Very much like DK, but including the eth (Ð/ð) character.

IE (Ireland)

IS (Iceland)

GL (Greenland)

NO (Norway)

SE (Sweden)

Also used in Finland.

Finnish multilingual

A project by the Finnish IT Center for Science, it builds on the Swedish-Finnish layout and adds a wide array of foreign characters for communication with other Nordic and European languages. Typographical marks like em-dash and non-breaking space are also added.

See also: Finnish Multilingual layout on Wikipedia


Sometimes labelled "NR"; a layout where four or five keys contains a combination of the key legends for SE/FI, NO and DK: the other keys are identical in the three layouts.
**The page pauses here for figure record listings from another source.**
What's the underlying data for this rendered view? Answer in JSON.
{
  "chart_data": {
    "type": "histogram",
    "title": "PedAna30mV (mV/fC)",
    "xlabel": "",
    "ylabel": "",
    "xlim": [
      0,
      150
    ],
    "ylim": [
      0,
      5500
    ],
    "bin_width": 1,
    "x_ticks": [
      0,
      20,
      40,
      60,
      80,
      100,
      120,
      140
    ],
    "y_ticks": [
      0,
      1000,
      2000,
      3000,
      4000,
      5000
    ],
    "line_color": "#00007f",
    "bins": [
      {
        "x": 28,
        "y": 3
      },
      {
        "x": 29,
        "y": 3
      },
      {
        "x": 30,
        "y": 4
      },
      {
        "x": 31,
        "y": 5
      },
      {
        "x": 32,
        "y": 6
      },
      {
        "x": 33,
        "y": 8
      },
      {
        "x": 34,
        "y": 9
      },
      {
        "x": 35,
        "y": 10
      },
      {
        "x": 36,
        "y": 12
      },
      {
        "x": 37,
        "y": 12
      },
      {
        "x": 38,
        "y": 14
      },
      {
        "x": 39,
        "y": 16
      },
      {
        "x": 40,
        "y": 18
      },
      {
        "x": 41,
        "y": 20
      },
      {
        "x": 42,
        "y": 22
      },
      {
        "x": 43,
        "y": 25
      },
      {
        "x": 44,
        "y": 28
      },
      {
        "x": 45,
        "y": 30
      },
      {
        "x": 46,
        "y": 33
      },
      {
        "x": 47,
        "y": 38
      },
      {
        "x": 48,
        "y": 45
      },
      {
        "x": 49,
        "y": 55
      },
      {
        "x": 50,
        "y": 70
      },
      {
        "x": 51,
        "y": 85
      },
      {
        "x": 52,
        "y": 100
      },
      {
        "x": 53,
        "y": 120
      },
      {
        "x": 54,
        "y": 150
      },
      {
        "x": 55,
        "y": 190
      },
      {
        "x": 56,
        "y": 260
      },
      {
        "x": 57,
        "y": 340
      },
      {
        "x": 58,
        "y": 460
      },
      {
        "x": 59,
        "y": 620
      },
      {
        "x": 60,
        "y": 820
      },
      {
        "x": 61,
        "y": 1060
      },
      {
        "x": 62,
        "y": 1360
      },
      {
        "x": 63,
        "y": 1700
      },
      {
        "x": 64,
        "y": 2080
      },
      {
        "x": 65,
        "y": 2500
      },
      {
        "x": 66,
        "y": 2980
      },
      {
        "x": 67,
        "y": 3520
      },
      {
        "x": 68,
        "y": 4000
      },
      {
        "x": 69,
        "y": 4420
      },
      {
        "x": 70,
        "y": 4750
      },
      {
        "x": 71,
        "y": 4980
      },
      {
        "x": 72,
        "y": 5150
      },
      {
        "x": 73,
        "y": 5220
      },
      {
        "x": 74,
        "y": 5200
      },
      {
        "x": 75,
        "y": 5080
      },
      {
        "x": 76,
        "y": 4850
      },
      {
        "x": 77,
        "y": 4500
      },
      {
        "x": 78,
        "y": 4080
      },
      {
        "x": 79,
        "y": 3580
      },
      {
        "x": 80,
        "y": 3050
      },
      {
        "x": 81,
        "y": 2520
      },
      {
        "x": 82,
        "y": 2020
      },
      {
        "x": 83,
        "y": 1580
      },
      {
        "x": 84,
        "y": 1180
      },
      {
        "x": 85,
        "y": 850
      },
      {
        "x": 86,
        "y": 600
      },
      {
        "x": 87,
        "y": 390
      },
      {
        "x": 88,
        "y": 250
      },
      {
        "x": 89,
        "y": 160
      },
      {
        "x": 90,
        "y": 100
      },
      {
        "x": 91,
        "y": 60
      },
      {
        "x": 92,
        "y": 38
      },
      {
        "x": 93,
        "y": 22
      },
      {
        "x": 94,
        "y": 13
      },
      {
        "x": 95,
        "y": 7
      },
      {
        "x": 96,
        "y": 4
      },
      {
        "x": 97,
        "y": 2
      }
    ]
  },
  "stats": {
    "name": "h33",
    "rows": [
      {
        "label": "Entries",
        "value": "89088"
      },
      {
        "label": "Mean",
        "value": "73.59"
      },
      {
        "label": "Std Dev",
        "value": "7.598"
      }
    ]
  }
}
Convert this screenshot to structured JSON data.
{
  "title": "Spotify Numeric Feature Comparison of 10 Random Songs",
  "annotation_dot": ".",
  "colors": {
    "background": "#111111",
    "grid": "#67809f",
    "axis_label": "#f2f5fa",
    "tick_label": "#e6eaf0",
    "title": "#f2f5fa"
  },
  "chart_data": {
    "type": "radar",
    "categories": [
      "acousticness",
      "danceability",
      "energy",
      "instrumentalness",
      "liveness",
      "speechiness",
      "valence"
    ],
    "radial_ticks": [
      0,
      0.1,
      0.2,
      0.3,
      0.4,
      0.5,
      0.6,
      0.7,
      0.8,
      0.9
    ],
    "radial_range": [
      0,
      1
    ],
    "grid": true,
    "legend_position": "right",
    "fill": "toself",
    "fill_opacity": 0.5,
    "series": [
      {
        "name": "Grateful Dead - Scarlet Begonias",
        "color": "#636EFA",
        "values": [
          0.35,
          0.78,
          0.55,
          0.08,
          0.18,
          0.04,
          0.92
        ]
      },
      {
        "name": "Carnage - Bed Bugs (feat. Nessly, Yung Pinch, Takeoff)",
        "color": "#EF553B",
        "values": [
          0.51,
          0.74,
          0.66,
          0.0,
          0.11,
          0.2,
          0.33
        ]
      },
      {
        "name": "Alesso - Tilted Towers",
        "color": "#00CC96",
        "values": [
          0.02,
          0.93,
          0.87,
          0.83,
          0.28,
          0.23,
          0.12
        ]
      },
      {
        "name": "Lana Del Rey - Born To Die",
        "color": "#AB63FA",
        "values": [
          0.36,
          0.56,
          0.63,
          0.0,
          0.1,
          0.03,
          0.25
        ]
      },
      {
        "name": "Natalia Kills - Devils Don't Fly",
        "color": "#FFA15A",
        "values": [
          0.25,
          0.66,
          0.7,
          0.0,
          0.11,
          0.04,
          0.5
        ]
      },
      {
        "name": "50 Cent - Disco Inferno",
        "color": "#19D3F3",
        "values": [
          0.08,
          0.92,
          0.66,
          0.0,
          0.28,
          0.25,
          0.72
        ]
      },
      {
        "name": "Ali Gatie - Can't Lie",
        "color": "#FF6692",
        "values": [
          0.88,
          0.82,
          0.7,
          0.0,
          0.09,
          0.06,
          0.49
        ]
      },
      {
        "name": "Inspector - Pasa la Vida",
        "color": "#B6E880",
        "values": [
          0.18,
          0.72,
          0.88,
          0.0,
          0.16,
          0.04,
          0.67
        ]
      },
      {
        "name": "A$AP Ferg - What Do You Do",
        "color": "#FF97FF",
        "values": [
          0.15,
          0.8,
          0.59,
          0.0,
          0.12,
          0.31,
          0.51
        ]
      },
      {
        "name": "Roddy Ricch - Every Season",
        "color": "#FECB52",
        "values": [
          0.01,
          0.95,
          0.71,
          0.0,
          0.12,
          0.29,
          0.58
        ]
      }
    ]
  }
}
How the different legends are laid out differs greatly from manufacturer to manufacturer. The Swedish/Finnish legend is often in the primary position, it having the most users. The keys that differ have mostly the same symbols only with different modifiers, and where some manufacturers lay out each included layout in its own column, other manufacturers don't even bother differentiating.

Sometimes but rarely, the legends are in a different colour for each included layout.

UK (United Kingdom)

The UK PC and Macintosh layouts are different. In particular, The UK PC layout swaps " and @ relative to the US layout, while the UK Macintosh layout does not. \ is placed next to return and above right shift on a UK Macintosh keyboard, while on a UK PC keyboard it is placed next to left shift. On both Mac and PC layouts, £ is placed above 3; the PC layout moves # next to the enter key (where Macs position \), while the Macintosh keyboard omits # entirely, requiring option+3 to enter it. As the option layer is not printed on Apple keyboards, it appears to the user that # cannot be typed. The Matias Tactile Pro series of keyboards for Mac do depict the option and shift+option layers on the keycaps.

On the modern PC layout, Alt Gr is used sparingly. The key to the left of 1 has three legends: ` (unshifted), ¬ (shifted) and ¦ (with Alt Gr), and Alt Gr+4 gives €. Alt Gr also adds an acute accent to the five vowels, for loanwords and for the Irish fada. Grave accents used in Scottish Gaelic cannot be entered. Welsh has its own keyboard layout.


AT (Austria)

CH (Switzerland)

DE (Germany)

Same as the Austrian layout.


The Neo layout is scientifically optimised for typing German as well as English, and is also said to work well for programmers. See for more info.

HU (Hungary)

There are two popular alternatives, one with the "ű" key to the left of the Enter key, and another with that key to the left of Backspace.

Notice also the unusual position of the "0" to the left of "1".


BE (Belgium)

Belgians use both AZERTY and QWERTY in their country.

FR (France)


NL (Netherlands)

Dutchmen use the US-International layout.

TR (Turkey)

Turks use an QWERTY-modified layout called "Q-keyboard" and a less-common, scientifically optimised layout called "F-keyboard".

Turkish F-keyboard

The Turkish F-layout is optimised for the Turkish language. Thanks to this layout's existence, "Turkey has broken 14 world records in typewriting championships between 1957 and 1995."[1]